🤖 AI Summary
Existing MMLU benchmarks lack native Turkic-language construction, suffering from machine translation artifacts and insufficient cultural adaptation—hindering fair NLU evaluation for low-resource Turkic languages. To address this, we introduce TUMLU, the first fully natively authored multilingual multitask understanding benchmark for Turkic languages: covering eight Turkic languages and eleven academic disciplines, with a human-verified compact variant, TUMLU-mini. TUMLU employs native-speaking subject-matter experts for item authoring, cross-lingual balanced sampling, and systematic evaluation across multiple foundation models (Claude, Gemini, GPT, LLaMA). Crucially, it achieves deep morphosyntactic and cultural alignment—eliminating translation-induced distortions. Experiments reveal substantial capability gaps in mainstream multilingual LMs on Turkic languages. All data and open-source evaluation tools are publicly released, establishing a new standard for rigorous, culturally grounded NLU assessment in low-resource settings.
📝 Abstract
Being able to thoroughly assess massive multi-task language understanding (MMLU) capabilities is essential for advancing the applicability of multilingual language models. However, preparing such benchmarks in high quality native language is often costly and therefore limits the representativeness of evaluation datasets. While recent efforts focused on building more inclusive MMLU benchmarks, these are conventionally built using machine translation from high-resource languages, which may introduce errors and fail to account for the linguistic and cultural intricacies of the target languages.
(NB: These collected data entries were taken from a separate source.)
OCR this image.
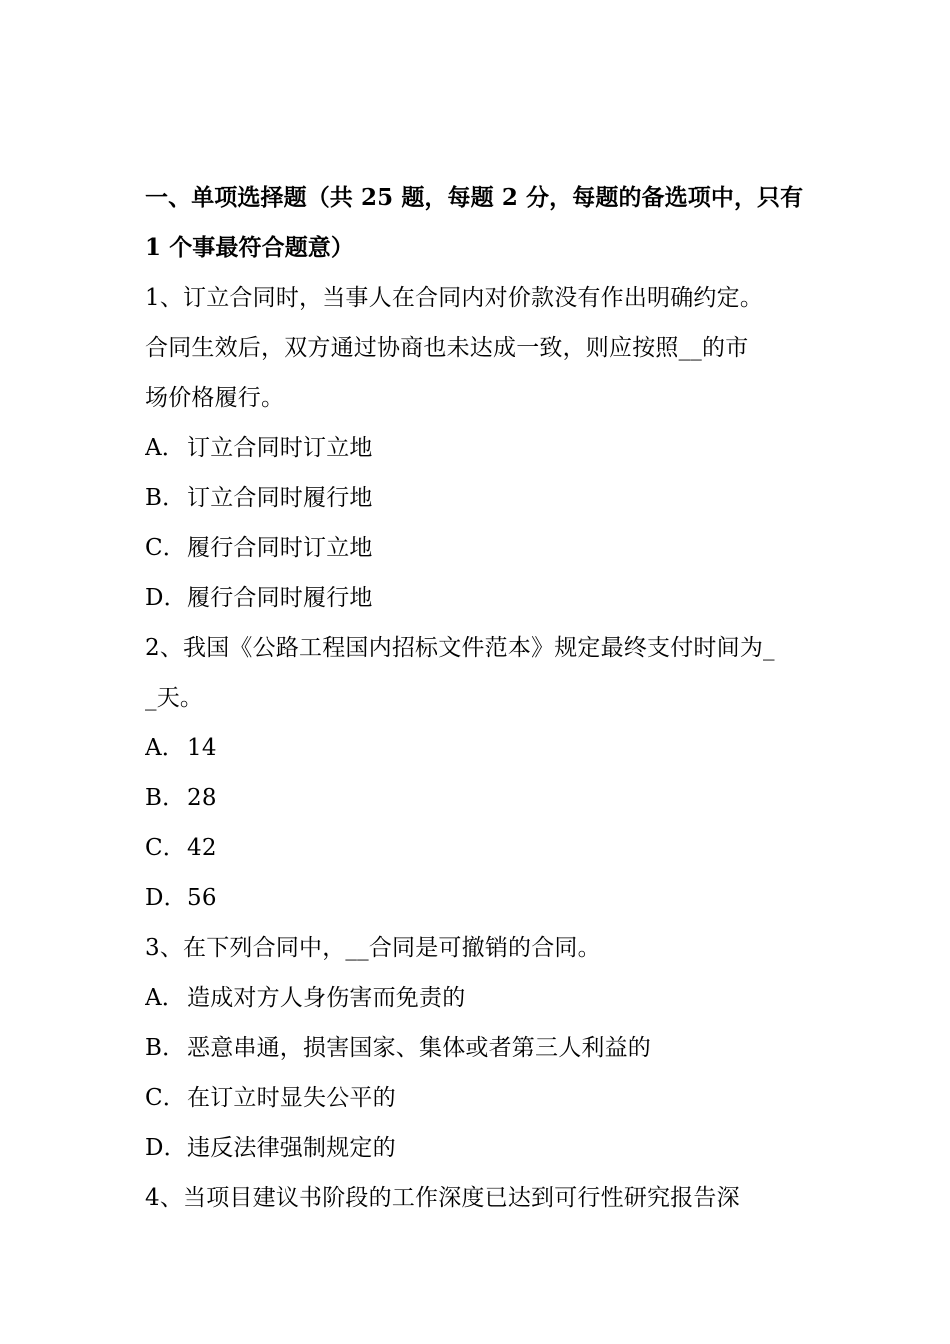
一、单项选择题（共 25 题，每题 2 分，每题的备选项中，只有
1 个事最符合题意）
1、订立合同时，当事人在合同内对价款没有作出明确约定。
合同生效后，双方通过协商也未达成一致，则应按照__的市
场价格履行。
A．订立合同时订立地
B．订立合同时履行地
C．履行合同时订立地
D．履行合同时履行地
2、我国《公路工程国内招标文件范本》规定最终支付时间为_
_天。
A．14
B．28
C．42
D．56
3、在下列合同中，__合同是可撤销的合同。
A．造成对方人身伤害而免责的
B．恶意串通，损害国家、集体或者第三人利益的
C．在订立时显失公平的
D．违反法律强制规定的
4、当项目建议书阶段的工作深度已达到可行性研究报告深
In this paper, we address the lack of native language MMLU benchmark especially in the under-represented Turkic language family with distinct morphosyntactic and cultural characteristics. We propose two benchmarks for Turkic language MMLU: TUMLU is a comprehensive, multilingual, and natively developed language understanding benchmark specifically designed for Turkic languages. It consists of middle- and high-school level questions spanning 11 academic subjects in Azerbaijani, Crimean Tatar, Karakalpak, Kazakh, Tatar, Turkish, Uyghur, and Uzbek. We also present TUMLU-mini, a more concise, balanced, and manually verified subset of the dataset. Using this dataset, we systematically evaluate a diverse range of open and proprietary multilingual large language models (LLMs), including Claude, Gemini, GPT, and LLaMA, offering an in-depth analysis of their performance across different languages, subjects, and alphabets. To promote further research and development in multilingual language understanding, we release TUMLU-mini and all corresponding evaluation scripts.